According to both Ha'aretz and Anti-War.com Israel and America are working on the window dressing for the final (for now anyway) imposition of an expanded Israel on the Palestinians.
Ha'aretz is far more matter of fact about this than Anti-War:
Israel and the United States will begin discussing Prime Minister Ehud Olmert's "convergence plan" this week. The working assumption among senior Israeli officials is that the administration supports the plan and views it as "the only game in town."
Two major issues are on the agenda: the timeline for the plan and the nature of the support to be extended by the U.S. government.
Olmert leaves next week for his first White House visit as Israel's elected prime minister, during which he will present the convergence idea to President George W. Bush. Aides to Olmert, who flew out Saturday night to prepare for the visit, will meet with White House officials to decide on the manner in which the plan is to be presented at the meeting between the leaders, as well as the statements that will follow the meeting. These preliminary sessions were defined as a "coordination of expectations."
Anti-War looks at the implications for the Palestinians and traces the history of the so-called "convergance plan."
In November 2003, Olmert, then Sharon's deputy, all but announced the coming Gaza Disengagement Plan before it had earned the official name. A few weeks before Sharon revealed that he would be pulling out of Gaza, Olmert outlined to Israel's Ha'aretz newspaper the most serious issue facing Israel. It was, he said, the problem of how, when the Palestinians were on the eve of becoming a majority in the region, to prevent them from launching a struggle similar to the one against apartheid waged by black South Africans.
Olmert's concern was that, if the Palestinian majority renounced violence and began to fight for one-man-one-vote, Israel would be faced by "a much cleaner struggle, a much more popular struggle – and ultimately a much more powerful one." Palestinian peaceful resistance, therefore, had to be preempted by Israel.
The logic of Olmert's solution, as he explained it then, sounds very much like the reasoning behind disengagement and now convergence: "[The] formula for the parameters of a unilateral solution are: To maximize the number of Jews; to minimize the number of Palestinians." Or, as he put last week, "division of the land, with the goal of ensuring a Jewish majority, is Zionism's lifeline."
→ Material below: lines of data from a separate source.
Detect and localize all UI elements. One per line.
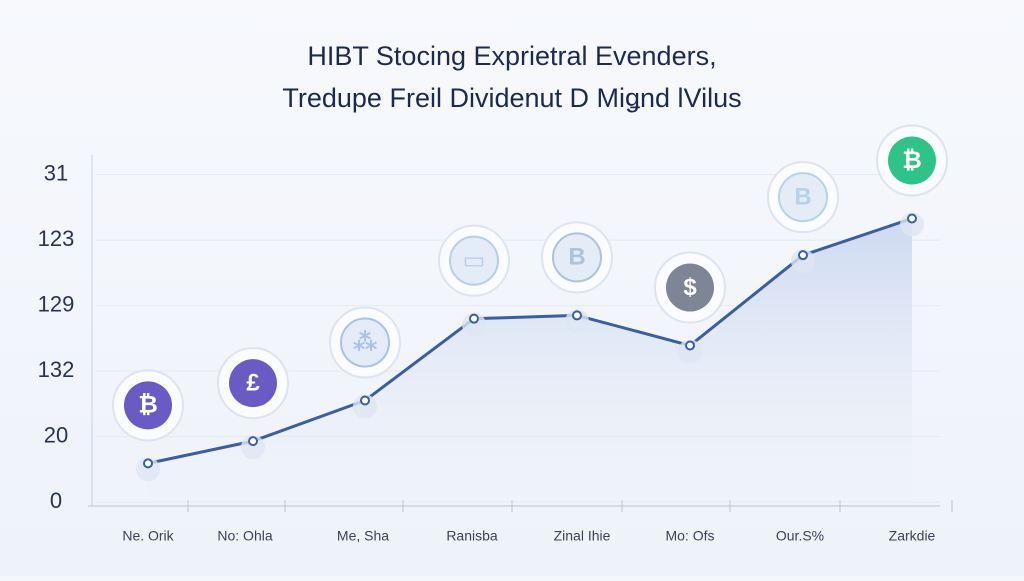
point-halo bbox=[565, 309, 589, 334]
icon-disc bbox=[778, 172, 828, 223]
point bbox=[248, 436, 258, 447]
x-tick-label: Me, Sha bbox=[337, 528, 389, 544]
icon-symbol: £ bbox=[246, 369, 260, 396]
icon-disc bbox=[449, 235, 499, 286]
icon-disc bbox=[229, 359, 277, 408]
point bbox=[798, 250, 808, 261]
point bbox=[907, 213, 917, 224]
point bbox=[469, 313, 479, 324]
area bbox=[148, 218, 912, 505]
icon-symbol: ₿ bbox=[902, 147, 922, 174]
icon-disc bbox=[666, 263, 714, 312]
y-tick-label: 31 bbox=[44, 160, 68, 185]
icon-symbol: ▭ bbox=[463, 247, 486, 274]
y-tick-label: 132 bbox=[38, 357, 75, 382]
x-tick-label: Ne. Orik bbox=[122, 528, 174, 544]
icon-symbol: $ bbox=[683, 274, 697, 301]
point-halo bbox=[678, 339, 702, 364]
x-tick-label: No: Ohla bbox=[217, 528, 272, 544]
point-halo bbox=[136, 457, 160, 482]
y-tick-label: 20 bbox=[44, 422, 68, 447]
chart-subtitle: Tredupe Freil Dividenut D Miǥnd lVilus bbox=[282, 83, 741, 113]
icon-symbol: B bbox=[794, 184, 811, 211]
line bbox=[147, 217, 913, 465]
y-tick-label: 0 bbox=[50, 488, 62, 513]
point-halo bbox=[241, 435, 265, 460]
icon-symbol: ₿ bbox=[138, 392, 158, 419]
chart-title: HIBT Stocing Exprietral Evenders, bbox=[307, 41, 716, 71]
point-halo bbox=[462, 312, 486, 337]
x-tick-label: Zarkdie bbox=[889, 528, 936, 544]
point bbox=[572, 310, 582, 321]
icon-disc bbox=[552, 232, 602, 283]
y-tick-label: 123 bbox=[38, 226, 75, 251]
icon-symbol: B bbox=[568, 244, 585, 271]
point-halo bbox=[791, 249, 815, 274]
x-tick-label: Our.S% bbox=[776, 528, 824, 544]
x-tick-label: Mo: Ofs bbox=[665, 528, 714, 544]
point-halo bbox=[353, 394, 377, 419]
x-tick-label: Ranisba bbox=[446, 528, 498, 544]
point bbox=[143, 458, 153, 469]
icon-disc bbox=[340, 317, 390, 368]
point bbox=[685, 340, 695, 351]
point-halo bbox=[900, 212, 924, 237]
y-tick-label: 129 bbox=[38, 291, 75, 316]
icon-symbol: ⁂ bbox=[353, 329, 378, 356]
point bbox=[360, 395, 370, 406]
x-tick-label: Zinal Ihie bbox=[554, 528, 611, 544]
icon-disc bbox=[888, 136, 936, 185]
icon-disc bbox=[124, 381, 172, 430]
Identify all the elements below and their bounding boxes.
But though Olmert has claimed convergence as his own, its provenance in the Israeli mainstream dates back more than a decade. Far from being a response to Palestinian terror during this Intifada, as government officials used to maintain, many in the Israeli military and political establishment have been pushing for "unilateral separation" – a withdrawal, partial or otherwise, from the occupied territories made concrete and irreversible by the building of a barrier – since the early 1990s.
The apostles of separation, however, failed to get their way until now because of two obstacles: the cherished, but conflicting, dreams of the Labor and Likud parties, both of which preferred to postpone, possibly indefinitely, the endgame of the conflict implicit in a separation imposed by Israel.
In signing up to Oslo, Yitzhak Rabin and his Labor Party believed they could achieve effective separation by other means, through the manufactured consent of the Palestinians. Rabin hoped to subcontract Israel's security to the Palestinian leadership in the shape of the largely dependent regime of the Palestinian Authority, under Yasser Arafat.
Palestinians resisting the occupation would be cowed by their own security forces, doing Israel's bidding, while Israel continued plundering resources – land and water – in the West Bank and Gaza and established a network of industrial parks in which Israeli employers could exploit the captive Palestinian labor force too.
But isn't this what any two-state settlement would amount to?